La Chine n’est pas un pays arctique, mais elle se définit comme « proche de l’Arctique » et agit comme si elle avait droit à cette frontière blanche. Depuis 2013, elle est membre observateur du Conseil de l’Arctique et a déployé une stratégie patiente, avec des investissements dans la recherche scientifique, les ports et les transports qui en font un acteur incontournable du Nord. Pour Pékin, l’Arctique est le prolongement de son projet le plus ambitieux : la Nouvelle Route de la Soie.
Des brise-glaces chinois, tels que le Xue Long et le Xue Long 2, ont sillonné les routes arctiques lors d’expéditions scientifiques qui démontrent également leurs capacités logistiques. Des universités et centres de recherche chinois maintiennent des stations en Islande et en Norvège, présentées comme une coopération scientifique, mais alignées sur les intérêts stratégiques du Parti communiste. Chaque carte, chaque mesure et chaque port construit s’inscrivent dans un plan global.
Les investissements parlent d’eux-mêmes. La Chine a financé des terminaux portuaires en Russie et au Groenland, participe à des projets énergétiques comme Yamal LNG en Sibérie et négocie des accords avec l’Islande pour établir des corridors de transport. Ses compagnies maritimes expérimentent déjà la Route du Nord, réduisant ainsi les jours et les coûts des échanges avec l’Europe. Le calcul est clair : une moindre dépendance au canal de Suez et au détroit de Malacca, deux points vulnérables en cas de conflit.
Le discours officiel parle de science, de coopération et de développement durable, mais derrière tout cela se cache une logique de puissance. L’Arctique apparaît dans les documents de l’Initiative Ceinture et Route comme un « corridor bleu », aux côtés des routes maritimes de l’Inde et du Pacifique. Il s’agit d’une nouvelle étape dans l’ambition de la Chine de se transformer en une puissance maritime et commerciale mondiale.
L’Arctique, qui semblait être la chasse gardée de la Russie et des États-Unis, s’ouvre à un troisième acteur doté d’une patience millénaire et de ressources inépuisables. Pékin n’a pas besoin de bases militaires pour asseoir son influence ; il lui suffit d’ouvrir des voies glaciaires dans le cadre de sa stratégie globale.
L’Europe et les petits géants nordiques
L’Europe n’a pas un seul visage en Arctique, mais plutôt plusieurs, petits par leur territoire mais d’une importance considérable. La Norvège, le Danemark, l’Islande et la Suède apparaissent comme des pièces maîtresses sur un échiquier qui dépasse leurs dimensions. À cela s’ajoute le Groenland, territoire autonome sous souveraineté danoise, qui revêt une importance disproportionnée par rapport à sa taille. Ensemble, ces acteurs représentent le sommet européen de la géopolitique des glaces.

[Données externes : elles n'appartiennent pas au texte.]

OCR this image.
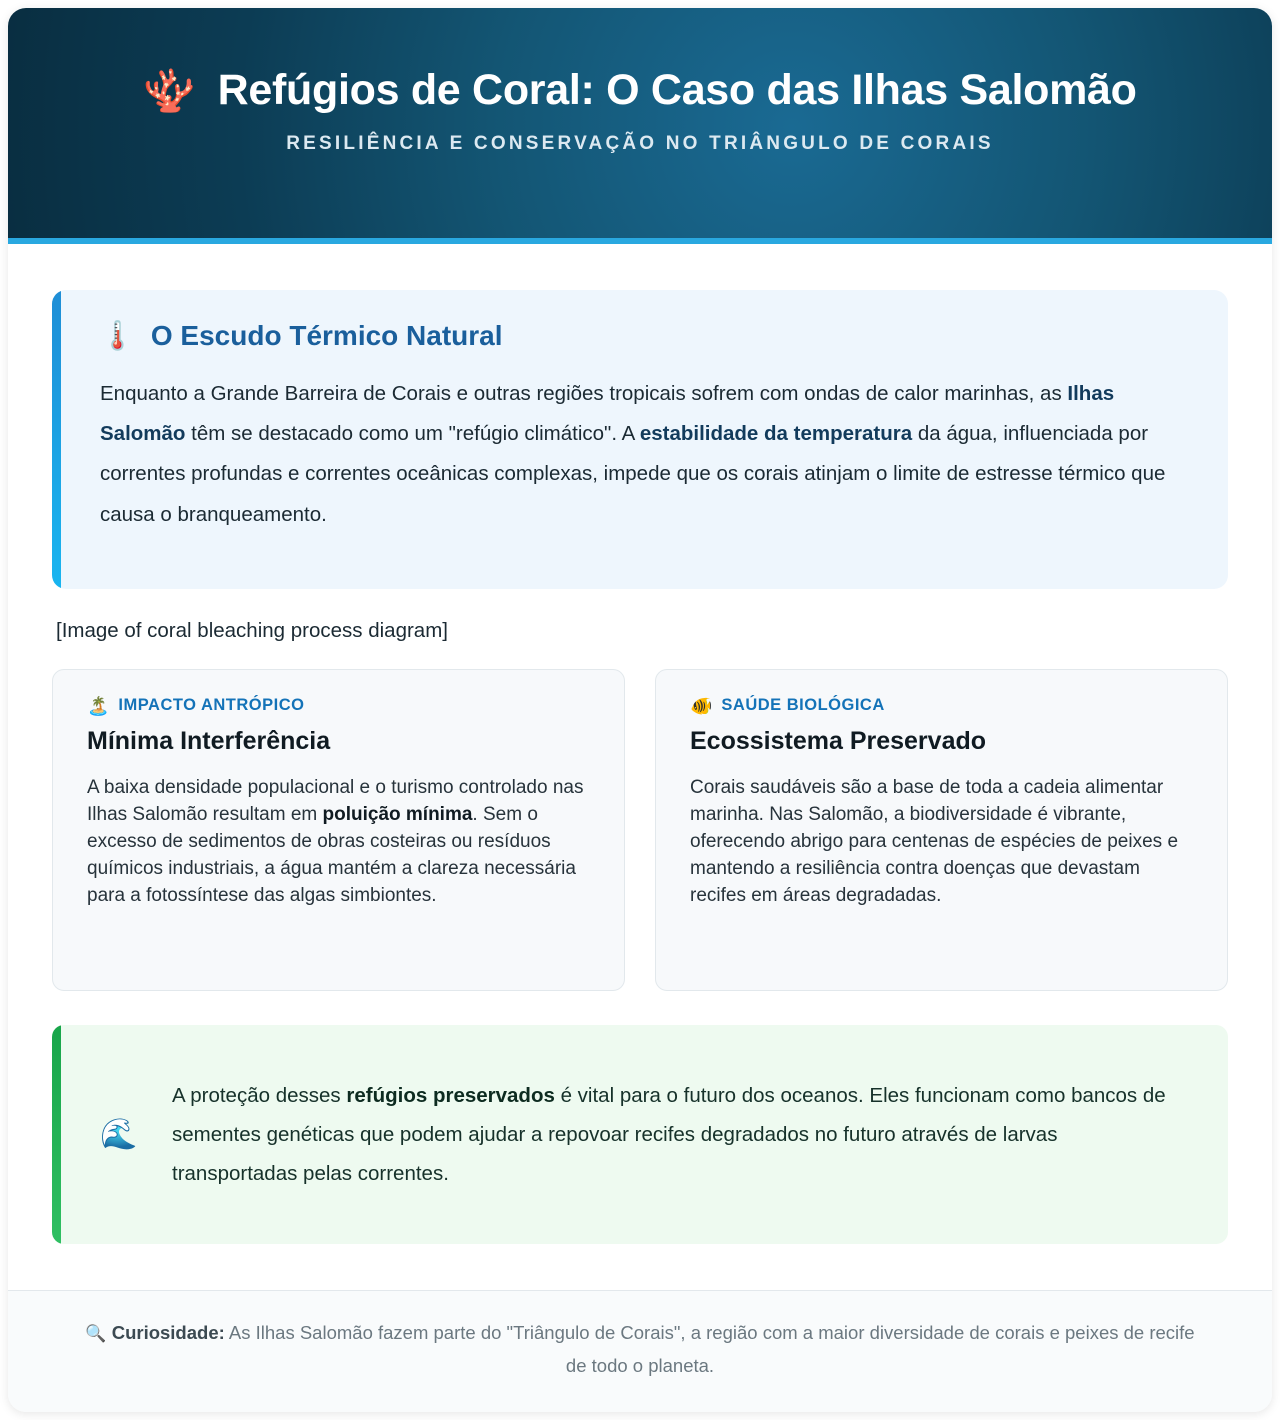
🪸 Refúgios de Coral: O Caso das Ilhas Salomão
RESILIÊNCIA E CONSERVAÇÃO NO TRIÂNGULO DE CORAIS
🌡️ O Escudo Térmico Natural

Enquanto a Grande Barreira de Corais e outras regiões tropicais sofrem com ondas de calor marinhas, as Ilhas Salomão têm se destacado como um "refúgio climático". A estabilidade da temperatura da água, influenciada por correntes profundas e correntes oceânicas complexas, impede que os corais atinjam o limite de estresse térmico que causa o branqueamento.

[Image of coral bleaching process diagram]
🏝️ IMPACTO ANTRÓPICO
Mínima Interferência

A baixa densidade populacional e o turismo controlado nas Ilhas Salomão resultam em poluição mínima. Sem o excesso de sedimentos de obras costeiras ou resíduos químicos industriais, a água mantém a clareza necessária para a fotossíntese das algas simbiontes.

🐠 SAÚDE BIOLÓGICA
Ecossistema Preservado

Corais saudáveis são a base de toda a cadeia alimentar marinha. Nas Salomão, a biodiversidade é vibrante, oferecendo abrigo para centenas de espécies de peixes e mantendo a resiliência contra doenças que devastam recifes em áreas degradadas.

🌊

A proteção desses refúgios preservados é vital para o futuro dos oceanos. Eles funcionam como bancos de sementes genéticas que podem ajudar a repovoar recifes degradados no futuro através de larvas transportadas pelas correntes.

🔍 Curiosidade: As Ilhas Salomão fazem parte do "Triângulo de Corais", a região com a maior diversidade de corais e peixes de recife de todo o planeta.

La Norvège est membre de l’OTAN et gardienne d’une zone stratégique de la mer de Barents. Ses ports et ses bases militaires soutiennent les opérations alliées dans le nord. L’extraction de pétrole et de gaz dans l’Arctique norvégien a fait d’Oslo un fournisseur essentiel de l’Europe après la coupure des approvisionnements russes. La Norvège ne se contente pas de protéger ses eaux territoriales, elle renforce également la présence occidentale face à Moscou.
Le Danemark exerce sa souveraineté sur le Groenland, une île plus grande que l’Europe occidentale, comptant à peine 56 000 habitants, mais disposant de ressources minérales stratégiques. Sa situation géographique fait du Groenland un porte-avions naturel entre les Amériques et l’Europe. Les États-Unis entretiennent depuis des décennies la base aérienne de Thulé, un élément essentiel de leur système de défense antimissile. La Chine a tenté d’investir dans des mines et des aéroports sur l’île, suscitant l’inquiétude à Washington et à Copenhague.
L’Islande, dépourvue de sa propre armée, est une enclave logistique de l’OTAN au milieu de l’Atlantique Nord. En rejoignant l’alliance, la Suède et la Finlande ont accru la pression sur la Russie, resserrant encore davantage le cercle géopolitique.
L’Europe se présente comme un défenseur de la coopération scientifique et environnementale, mais en pratique, elle dépend de ses partenaires militaires et technologiques. Les petits géants nordiques agissent comme des sentinelles pour le continent et comme un pont entre la politique européenne et la banquise arctique. Leur taille ne se mesure pas en kilomètres, mais en leur poids stratégique sur un échiquier où chaque île peut modifier l’équilibre mondial.
Ressources cachées sous la glace
Sous la blanche couverture de l’Arctique se cache un trésor qui attire puissances et entreprises avec la même force que l’or attirait les conquistadors. L’Institut d’études géologiques des États-Unis estime que la région recèle jusqu’à 90 milliards de barils de pétrole et 1 600 milliards de mètres cubes de gaz naturel, soit près de 13 % du pétrole et 30 % du gaz encore inexplorés de la planète. La fonte des glaces ouvre non seulement des voies d’accès, mais aussi des trésors insoupçonnés.
Outre les hydrocarbures, l’Arctique recèle des minéraux essentiels à l’économie du XXIe siècle. Le Groenland et la Sibérie recèlent des réserves de terres rares, de nickel, de cuivre et de cobalt, indispensables à la fabrication de batteries, d’éoliennes et de puces électroniques. Ce qui, il y a quelques décennies, semblait un territoire inhospitalier apparaît aujourd’hui sur les cartes des sociétés minières comme un nouvel Eldorado gelé.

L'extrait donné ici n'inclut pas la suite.